Muore dopo una storta, la moglie chiede giustizia. Indagato il medico di base

La vicenda che arriva da Bologna e che è stata raccontata dal Resto del Carlino risale allo scorso gennaio quando un libero professionista di 56 anni, Eugenio Flaviano, è morto per una tromboembolia polmonare, poco tempo dopo essere stato curato per una storta a una caviglia. Una morte che, in seguito alla denuncia di Crocetta Cosentino, moglie di Flaviano, vede recapitare al medico di famiglia che lo aveva in cura un avviso di garanzia. Perché, dice la moglie della vittima, quell’uomo “grande e grosso” stava bene prima della distorsione alla caviglia e della successiva ingessatura: ora non c’è più e chiede giustizia, afferma la donna, “affinché tragedie come la sua non capitino mai più”. La tragica vicenda di Flaviano risale allo scorso gennaio ma l’avviso di garanzia al medico è stato inviato dalla Procura solo nei giorni scorsi: il sospetto è che la terapia a base di eparina somministrata al paziente non fosse sufficiente e che per questo sia sopraggiunta la tromboembolia che l’ha ucciso. E secondo il perito della famiglia il medico in questione avrebbe contribuito al calvario (e alla morte) dell’uomo a causa di un “mancato intervento”.
La storta, la successiva terapia e poi il decesso – Il calvario medico di Eugenio Flaviano è iniziato con precisione l’11 gennaio quando, inciampando per strada, l’uomo si è procurato una distorsione alla caviglia.

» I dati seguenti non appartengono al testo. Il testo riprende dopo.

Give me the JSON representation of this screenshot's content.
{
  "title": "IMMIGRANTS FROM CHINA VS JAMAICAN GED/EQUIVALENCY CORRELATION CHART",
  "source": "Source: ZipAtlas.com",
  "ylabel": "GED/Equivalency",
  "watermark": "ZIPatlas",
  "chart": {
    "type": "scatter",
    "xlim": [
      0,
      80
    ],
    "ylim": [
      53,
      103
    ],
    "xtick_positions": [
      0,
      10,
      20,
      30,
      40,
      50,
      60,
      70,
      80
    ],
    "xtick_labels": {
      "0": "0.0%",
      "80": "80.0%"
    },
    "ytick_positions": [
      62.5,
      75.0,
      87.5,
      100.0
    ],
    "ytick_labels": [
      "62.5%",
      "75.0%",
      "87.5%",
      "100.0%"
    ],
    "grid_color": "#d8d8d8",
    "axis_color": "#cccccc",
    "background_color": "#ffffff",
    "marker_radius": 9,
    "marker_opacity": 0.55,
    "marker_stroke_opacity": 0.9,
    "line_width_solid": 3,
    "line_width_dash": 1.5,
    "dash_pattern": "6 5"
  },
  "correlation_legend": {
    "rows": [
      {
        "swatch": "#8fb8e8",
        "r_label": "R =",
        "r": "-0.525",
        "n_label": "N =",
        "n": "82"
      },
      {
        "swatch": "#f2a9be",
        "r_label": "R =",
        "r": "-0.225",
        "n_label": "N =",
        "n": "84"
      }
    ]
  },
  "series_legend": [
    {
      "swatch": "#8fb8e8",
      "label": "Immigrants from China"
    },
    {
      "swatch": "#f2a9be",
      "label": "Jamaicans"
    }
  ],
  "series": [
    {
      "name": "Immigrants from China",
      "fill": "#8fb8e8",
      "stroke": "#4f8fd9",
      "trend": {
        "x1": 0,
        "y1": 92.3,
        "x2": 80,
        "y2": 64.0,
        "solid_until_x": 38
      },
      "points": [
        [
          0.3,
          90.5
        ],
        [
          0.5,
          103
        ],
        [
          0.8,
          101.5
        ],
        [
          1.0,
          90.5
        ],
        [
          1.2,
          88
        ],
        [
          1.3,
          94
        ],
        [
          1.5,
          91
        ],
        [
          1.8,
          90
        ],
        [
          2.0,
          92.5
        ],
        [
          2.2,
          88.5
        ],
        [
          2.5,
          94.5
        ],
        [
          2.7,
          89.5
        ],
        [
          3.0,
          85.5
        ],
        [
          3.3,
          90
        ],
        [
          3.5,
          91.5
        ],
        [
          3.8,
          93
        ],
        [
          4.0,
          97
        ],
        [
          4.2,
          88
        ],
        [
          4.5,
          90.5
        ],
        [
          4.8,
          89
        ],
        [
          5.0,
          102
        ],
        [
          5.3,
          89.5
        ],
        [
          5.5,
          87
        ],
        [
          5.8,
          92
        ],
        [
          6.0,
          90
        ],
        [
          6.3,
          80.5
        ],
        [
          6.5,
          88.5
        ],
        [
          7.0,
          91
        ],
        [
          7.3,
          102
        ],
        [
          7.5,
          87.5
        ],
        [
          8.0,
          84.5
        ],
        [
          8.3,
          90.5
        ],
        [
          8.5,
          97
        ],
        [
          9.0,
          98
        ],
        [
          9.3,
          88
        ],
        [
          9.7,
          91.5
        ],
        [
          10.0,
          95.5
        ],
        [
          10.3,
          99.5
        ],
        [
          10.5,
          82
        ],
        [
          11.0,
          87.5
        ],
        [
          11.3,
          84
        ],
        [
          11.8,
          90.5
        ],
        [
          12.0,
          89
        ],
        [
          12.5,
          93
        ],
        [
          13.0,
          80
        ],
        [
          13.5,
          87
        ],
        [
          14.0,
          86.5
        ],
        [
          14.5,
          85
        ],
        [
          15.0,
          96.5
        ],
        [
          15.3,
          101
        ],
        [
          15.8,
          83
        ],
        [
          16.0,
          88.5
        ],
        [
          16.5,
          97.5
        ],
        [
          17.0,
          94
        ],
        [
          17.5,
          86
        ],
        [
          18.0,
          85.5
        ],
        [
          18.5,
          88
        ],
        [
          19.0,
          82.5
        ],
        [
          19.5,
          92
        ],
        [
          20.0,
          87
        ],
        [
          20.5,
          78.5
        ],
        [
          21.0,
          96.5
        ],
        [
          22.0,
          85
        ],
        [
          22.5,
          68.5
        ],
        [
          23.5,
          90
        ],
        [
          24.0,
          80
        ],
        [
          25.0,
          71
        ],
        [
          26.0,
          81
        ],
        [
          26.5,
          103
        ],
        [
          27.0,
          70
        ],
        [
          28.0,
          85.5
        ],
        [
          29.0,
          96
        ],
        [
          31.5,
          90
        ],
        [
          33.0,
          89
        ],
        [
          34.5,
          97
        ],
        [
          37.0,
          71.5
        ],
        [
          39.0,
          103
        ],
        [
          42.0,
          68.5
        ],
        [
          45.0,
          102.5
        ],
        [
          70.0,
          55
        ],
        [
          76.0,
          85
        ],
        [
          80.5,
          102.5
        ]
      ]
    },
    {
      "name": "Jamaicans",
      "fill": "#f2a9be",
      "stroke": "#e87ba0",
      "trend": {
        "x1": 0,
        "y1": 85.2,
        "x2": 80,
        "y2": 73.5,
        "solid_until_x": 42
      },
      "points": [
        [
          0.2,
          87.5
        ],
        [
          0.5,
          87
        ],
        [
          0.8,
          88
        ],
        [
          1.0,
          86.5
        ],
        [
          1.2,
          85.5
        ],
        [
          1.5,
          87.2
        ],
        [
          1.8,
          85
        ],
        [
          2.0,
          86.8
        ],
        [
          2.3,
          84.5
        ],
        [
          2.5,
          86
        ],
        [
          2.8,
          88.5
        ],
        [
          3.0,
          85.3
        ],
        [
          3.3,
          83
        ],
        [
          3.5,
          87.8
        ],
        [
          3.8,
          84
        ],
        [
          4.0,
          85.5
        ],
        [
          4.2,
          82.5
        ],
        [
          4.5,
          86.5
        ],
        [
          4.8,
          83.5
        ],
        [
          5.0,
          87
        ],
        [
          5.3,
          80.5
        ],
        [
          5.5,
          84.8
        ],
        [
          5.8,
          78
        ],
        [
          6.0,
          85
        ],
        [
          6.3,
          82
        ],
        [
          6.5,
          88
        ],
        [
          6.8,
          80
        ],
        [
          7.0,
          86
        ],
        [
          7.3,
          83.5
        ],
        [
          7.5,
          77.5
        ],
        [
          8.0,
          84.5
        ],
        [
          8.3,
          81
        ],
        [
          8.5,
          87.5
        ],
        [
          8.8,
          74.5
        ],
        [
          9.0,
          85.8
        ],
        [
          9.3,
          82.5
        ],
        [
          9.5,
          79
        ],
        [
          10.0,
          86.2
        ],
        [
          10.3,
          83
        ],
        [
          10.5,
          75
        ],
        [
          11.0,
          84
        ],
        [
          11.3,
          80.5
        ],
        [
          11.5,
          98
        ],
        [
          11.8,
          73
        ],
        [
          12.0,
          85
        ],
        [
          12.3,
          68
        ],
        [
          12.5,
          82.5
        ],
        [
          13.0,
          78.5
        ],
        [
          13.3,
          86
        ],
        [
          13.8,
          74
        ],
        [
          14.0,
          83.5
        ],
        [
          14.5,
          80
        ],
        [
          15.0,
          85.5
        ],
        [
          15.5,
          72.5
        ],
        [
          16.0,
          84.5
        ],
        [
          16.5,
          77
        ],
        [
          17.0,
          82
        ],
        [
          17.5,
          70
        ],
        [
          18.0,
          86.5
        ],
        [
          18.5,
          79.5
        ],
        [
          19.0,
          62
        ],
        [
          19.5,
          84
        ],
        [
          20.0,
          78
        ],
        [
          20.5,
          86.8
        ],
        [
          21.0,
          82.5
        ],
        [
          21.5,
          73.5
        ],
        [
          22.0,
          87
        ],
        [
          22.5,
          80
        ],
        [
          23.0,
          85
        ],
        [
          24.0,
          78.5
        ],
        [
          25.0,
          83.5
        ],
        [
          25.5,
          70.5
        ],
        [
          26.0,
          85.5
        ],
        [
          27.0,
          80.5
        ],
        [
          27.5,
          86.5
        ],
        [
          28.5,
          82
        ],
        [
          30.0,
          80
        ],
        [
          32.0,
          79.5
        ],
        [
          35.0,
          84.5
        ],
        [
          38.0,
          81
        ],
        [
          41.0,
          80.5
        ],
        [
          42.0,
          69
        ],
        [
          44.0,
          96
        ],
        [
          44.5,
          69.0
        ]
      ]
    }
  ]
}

Il fastidio l’ha spinto in ospedale dove la sua caviglia è stata ingessata e a lui è stato prescritto un farmaco anticoagulante. Ma il gesso, secondo quanto ha spiegato la moglie, gli ha procurato da subito un gran fastidio: prima un semplice prurito, fino a giungere a dei dolori più preoccupanti. La prima visita di controllo avviene il 27 gennaio quando, secondo l’esposto presentato dalla famiglia, Flaviano viene visitato da due infermiere. Successivamente la situazione non migliora, alla guardia medica gli consigliano un antinfiammatorio. L’uomo peggiora sempre di più, arriva a tossire sangue, il suo medico di base gli prescrive via telefono una tachipirina e dice di visitarlo dopo 4 giorni. Ma a quel punto le sue condizioni sono già critiche: viene mandato al pronto soccorso dove dovrà aspettare ancora, quando lo visitano è infatti già troppo tardi.